A Toolchain for Comprehensive Audio/Video Analysis Using Deep Learning Based Multimodal Approach (A use case of riot or violent context detection)

Lam Pham,Phat Lam,Tin Nguyen,Hieu Tang,Alexander Schindler
2024-05-02
Abstract:In this paper, we present a toolchain for a comprehensive audio/video analysis by leveraging deep learning based multimodal approach. To this end, different specific tasks of Speech to Text (S2T), Acoustic Scene Classification (ASC), Acoustic Event Detection (AED), Visual Object Detection (VOD), Image Captioning (IC), and Video Captioning (VC) are conducted and integrated into the toolchain. By combining individual tasks and analyzing both audio \& visual data extracted from input video, the toolchain offers various audio/video-based applications: Two general applications of audio/video clustering, comprehensive audio/video summary and a specific application of riot or violent context detection. Furthermore, the toolchain presents a flexible and adaptable architecture that is effective to integrate new models for further audio/video-based applications.
Sound,Artificial Intelligence,Audio and Speech Processing
What problem does this paper attempt to address?
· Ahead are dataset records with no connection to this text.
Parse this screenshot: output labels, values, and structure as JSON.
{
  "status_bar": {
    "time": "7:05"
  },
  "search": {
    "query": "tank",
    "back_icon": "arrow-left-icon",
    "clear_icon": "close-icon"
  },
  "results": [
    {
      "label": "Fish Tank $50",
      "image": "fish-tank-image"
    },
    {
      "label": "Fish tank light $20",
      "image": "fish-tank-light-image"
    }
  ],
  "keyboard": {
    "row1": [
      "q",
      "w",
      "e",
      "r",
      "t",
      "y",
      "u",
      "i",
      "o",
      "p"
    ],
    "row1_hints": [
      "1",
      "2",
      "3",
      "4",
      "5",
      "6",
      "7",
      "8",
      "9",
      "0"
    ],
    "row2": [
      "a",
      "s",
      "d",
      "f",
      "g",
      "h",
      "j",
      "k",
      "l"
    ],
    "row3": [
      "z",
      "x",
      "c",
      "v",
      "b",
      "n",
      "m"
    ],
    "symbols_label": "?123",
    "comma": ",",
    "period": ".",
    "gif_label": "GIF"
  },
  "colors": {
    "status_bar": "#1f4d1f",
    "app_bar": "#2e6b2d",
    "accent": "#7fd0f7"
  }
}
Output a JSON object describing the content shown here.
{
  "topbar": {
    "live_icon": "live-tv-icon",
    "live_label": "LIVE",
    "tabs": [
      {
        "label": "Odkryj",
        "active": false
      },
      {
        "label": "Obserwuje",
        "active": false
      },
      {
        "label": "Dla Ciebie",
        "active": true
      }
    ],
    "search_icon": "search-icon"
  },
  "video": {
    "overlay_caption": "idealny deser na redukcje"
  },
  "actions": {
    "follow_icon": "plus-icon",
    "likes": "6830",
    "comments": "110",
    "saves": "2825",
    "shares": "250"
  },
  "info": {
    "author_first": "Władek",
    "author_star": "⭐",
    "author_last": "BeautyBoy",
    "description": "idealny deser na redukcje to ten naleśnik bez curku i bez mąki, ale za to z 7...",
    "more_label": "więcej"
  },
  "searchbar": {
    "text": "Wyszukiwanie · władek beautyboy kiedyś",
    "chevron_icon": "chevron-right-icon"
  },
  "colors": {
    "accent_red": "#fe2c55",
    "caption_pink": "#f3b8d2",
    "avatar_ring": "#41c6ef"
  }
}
The paper aims to address the following issues: 1. **Development of a Comprehensive Audio-Visual Analysis Toolchain**: The paper proposes a comprehensive audio-visual analysis toolchain utilizing deep learning multimodal methods. This toolchain integrates various tasks, including Speech-to-Text (S2T), Acoustic Scene Classification (ASC), Acoustic Event Detection (AED), Visual Object Detection (VOD), Image Captioning (IC), and Video Captioning (VC), enabling comprehensive analysis of audio and visual data in input videos. 2. **Audio-Visual Clustering and Summarization Applications**: Using this toolchain, researchers have developed two general applications—audio-visual clustering and comprehensive audio-visual summarization. These applications can classify a large number of videos based on content and generate detailed textual descriptions. 3. **Riot or Violence Situation Detection**: Based on the aforementioned general applications, the paper further proposes a specific application—riot or violence situation detection. This application defines violence-related keywords and combines audio events, scenes, and visual information to determine whether a riot or violence situation occurs in the video and assess its severity. In summary, the core objective of this paper is to develop a flexible and scalable audio-visual analysis toolchain to support various application scenarios, particularly in the detection of riot or violence situations in the public safety domain.